EDUCAÇÃO EM IPAUMIRIM: ANTECEDENTES DA FUNDAÇÃO DO CENTRO EDUCACIONAL XI DE AGOSTO EM IPAUMIRIM- CEARÁ.

MLUIZA
Hoje, iniciamos a série sobre EDUCAÇÃO EM IPAUMIRIM. Não obedeceremos a cronologia porque é uma pesquisa bastante trabalhosa e vamos produzindo o material conforme os dados que já temos coletados. 
Eu sou uma pessoa que acredita em contextos e processos portanto, para mim,  tudo é resultado de uma construção e nada nasce no exato momento em que se materializa. Entretanto não se pode negar a importância fundamental de personagens que idealizam, negociam e lutam coletivamente para que as coisas aconteçam. Sua principal habilidade é transformar seu ideal num projeto coletivo porque só assim se torna possível transformar a sociedade. 
Esta etapa que compreende a fundação do Centro Educacional XI de Agosto  será subdividida em três fases.
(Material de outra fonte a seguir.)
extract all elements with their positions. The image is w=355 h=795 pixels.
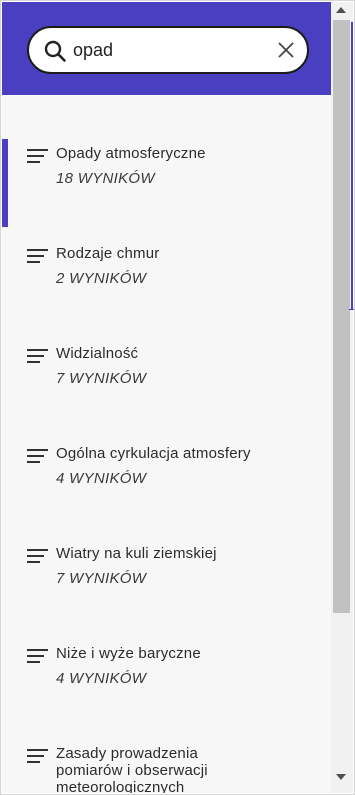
- scroll-down-arrow-icon[interactable]: [335, 773, 347, 781]
- result-item-nize-wyze[interactable]: Niże i wyże baryczne 4 WYNIKÓW: [2, 645, 331, 733]
- scroll-up-arrow-icon[interactable]: [335, 6, 347, 14]
- text-lines-icon: [27, 349, 48, 363]
- result-title: Opady atmosferyczne: [56, 145, 206, 162]
- result-title: Rodzaje chmur: [56, 245, 160, 262]
- text-lines-icon: [27, 649, 48, 663]
- result-count: 18 WYNIKÓW: [56, 170, 155, 187]
- text-lines-icon: [27, 149, 48, 163]
- search-header: [2, 2, 331, 95]
- result-item-zasady-pomiarow[interactable]: Zasady prowadzenia pomiarów i obserwacji…: [2, 745, 331, 793]
- result-title: Widzialność: [56, 345, 139, 362]
- search-results-list: Opady atmosferyczne 18 WYNIKÓW Rodzaje c…: [2, 95, 331, 793]
- search-box[interactable]: [27, 26, 309, 74]
- search-icon: [44, 40, 66, 62]
- result-title: Ogólna cyrkulacja atmosfery: [56, 445, 251, 462]
- scrollbar-thumb[interactable]: [333, 20, 350, 613]
- text-lines-icon: [27, 549, 48, 563]
- text-lines-icon: [27, 749, 48, 763]
- result-item-ogolna-cyrkulacja[interactable]: Ogólna cyrkulacja atmosfery 4 WYNIKÓW: [2, 445, 331, 533]
- result-item-opady-atmosferyczne[interactable]: Opady atmosferyczne 18 WYNIKÓW: [2, 139, 331, 233]
- background-panel-edge: [351, 22, 353, 309]
- result-count: 7 WYNIKÓW: [56, 370, 147, 387]
- result-title: Niże i wyże baryczne: [56, 645, 201, 662]
- result-item-rodzaje-chmur[interactable]: Rodzaje chmur 2 WYNIKÓW: [2, 245, 331, 333]
- result-count: 7 WYNIKÓW: [56, 570, 147, 587]
- result-item-wiatry[interactable]: Wiatry na kuli ziemskiej 7 WYNIKÓW: [2, 545, 331, 633]
- text-lines-icon: [27, 449, 48, 463]
- result-title: Wiatry na kuli ziemskiej: [56, 545, 217, 562]
- result-count: 2 WYNIKÓW: [56, 270, 147, 287]
- result-count: 4 WYNIKÓW: [56, 470, 147, 487]
- text-lines-icon: [27, 249, 48, 263]
- search-input[interactable]: [73, 34, 263, 66]
- close-icon[interactable]: [277, 41, 295, 59]
- background-panel-edge-bottom: [349, 309, 354, 310]
- result-item-widzialnosc[interactable]: Widzialność 7 WYNIKÓW: [2, 345, 331, 433]
- result-count: 4 WYNIKÓW: [56, 670, 147, 687]
- result-title: Zasady prowadzenia pomiarów i obserwacji…: [56, 745, 208, 793]
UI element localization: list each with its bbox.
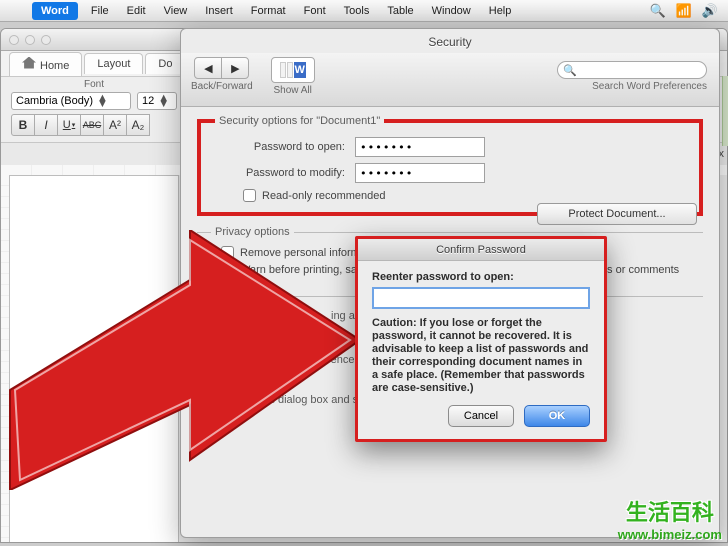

Os antecedentes a partir de onde nascerá o XI de Agosto, a criação do colégio e ainda uma galeria dos principais personagens que colaboraram de forma mais expressiva para este projeto.
Quero dedicar esta série ao Prof. José Nery Vieira (Anchieta) um dos diretores desta escola que já não está entre nós e que, todas as vezes que vou a Ipaumirim, ainda  me faz muita falta a sua interlocução inteligente e os nossos acirrados embates políticos sobre as questões locais.  Escolhi especialmente esta foto de Anchieta que foi por mim tomada na calçada da nossa casa em Ipaumirim.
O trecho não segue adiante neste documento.